The mini-reunion will have all the customary events—a class meeting, tailgate party, the football game (this year with Columbia) and the class dinner, this year again at the Hanover Inn. But kicking it off will be a special event, a cocktail party in the resplendent atrium of the new Mac Lean Engineering Sciences Center. The center is the gift of our classmate Barry MacLean and his wife, Mary Ann, who will be present at the 5 p.m. Friday event.
For our 70th birthday party we have a gala schedule that only Boston could provide. The events include golf on Cape Cod being arranged by Marry Lower, a Boston Red Sox game, the whodunit play Shear Madness, a dinner at Symphony Hall followed by a Boston Pops Concert, a Friday night clambake, a political forum above Fanueil Hall, plus a number of options, including a harbor cruise, a high-speed ferry to Provincetown, a whale watching cruise, a trolley tour to the Boston museums and buses to the Kennedy Library and the Adams Homestead.
Dick and Gene are proud of the efforts thus far, and we hope for an even better turnout than our resounding 60th birthday in San Francisco and 65th in Chicago. You will be hearing more about a hotel at a special rate, etc., as the plans are further refined.

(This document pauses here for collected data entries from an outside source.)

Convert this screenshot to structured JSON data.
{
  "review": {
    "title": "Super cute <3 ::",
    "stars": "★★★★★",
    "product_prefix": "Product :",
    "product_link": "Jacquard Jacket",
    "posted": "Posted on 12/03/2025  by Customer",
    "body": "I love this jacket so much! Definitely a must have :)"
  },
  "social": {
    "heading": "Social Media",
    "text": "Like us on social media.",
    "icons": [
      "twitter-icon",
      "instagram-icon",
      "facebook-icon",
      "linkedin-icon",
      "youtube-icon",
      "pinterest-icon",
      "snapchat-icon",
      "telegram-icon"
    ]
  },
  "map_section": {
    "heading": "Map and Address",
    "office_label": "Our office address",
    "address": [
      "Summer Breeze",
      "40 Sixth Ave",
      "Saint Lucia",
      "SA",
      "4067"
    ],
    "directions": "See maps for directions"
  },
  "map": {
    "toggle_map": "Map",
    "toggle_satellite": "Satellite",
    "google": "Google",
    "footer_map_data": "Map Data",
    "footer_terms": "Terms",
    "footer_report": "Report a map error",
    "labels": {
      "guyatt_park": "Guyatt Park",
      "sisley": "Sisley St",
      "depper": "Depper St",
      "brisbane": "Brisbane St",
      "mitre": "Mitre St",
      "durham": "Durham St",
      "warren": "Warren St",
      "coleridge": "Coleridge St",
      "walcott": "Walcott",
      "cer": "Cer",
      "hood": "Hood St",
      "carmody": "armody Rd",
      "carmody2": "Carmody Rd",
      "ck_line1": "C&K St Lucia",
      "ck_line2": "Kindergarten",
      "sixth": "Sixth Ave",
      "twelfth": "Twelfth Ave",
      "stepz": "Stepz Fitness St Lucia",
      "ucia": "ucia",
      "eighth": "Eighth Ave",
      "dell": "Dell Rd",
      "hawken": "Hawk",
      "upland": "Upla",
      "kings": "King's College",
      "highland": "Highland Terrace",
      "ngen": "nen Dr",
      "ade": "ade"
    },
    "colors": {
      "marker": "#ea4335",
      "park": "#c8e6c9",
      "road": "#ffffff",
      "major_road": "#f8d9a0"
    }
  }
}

It turns out I may have made a grievous error in designating Bob Kenerson as the "champion legacy" of the class. Bob, a modest man, didn't much like that title, but it turns out he need not have worried, since Mel Converse notifies me that while Bob had a great-grandfather in the class of 1876 who was married to the great granddaughter of the youngest sister of Eleazer Wheelock, founder of the College, Mel had a great-great-great grandfather (I think that is right) who graduated in the class of 1822.
Bob, by the way, was recently installed as a life fellow of the American Psychiatric Association at its annual meeting in San Diego. However, the honors did not end there. Bob and his wife, Ruth, entered the groups golf tournament as partners, which he describes as "a real test of the marriage," and came out on top with a 64 score. Now they are real champions.
George Liebmann, a former candidate for the U.S. Senate from Maryland, is the editor of a new book, The Trimmer's Almanac, marking 10 years of the Calvert Institute, in which he has a number of essays. What struck me most was his concluding essay, lambasting President Bush's civil liberties record in the "war on terror." I asked George if he is still a Republican. He indicated the answer was yes, but only on a state level.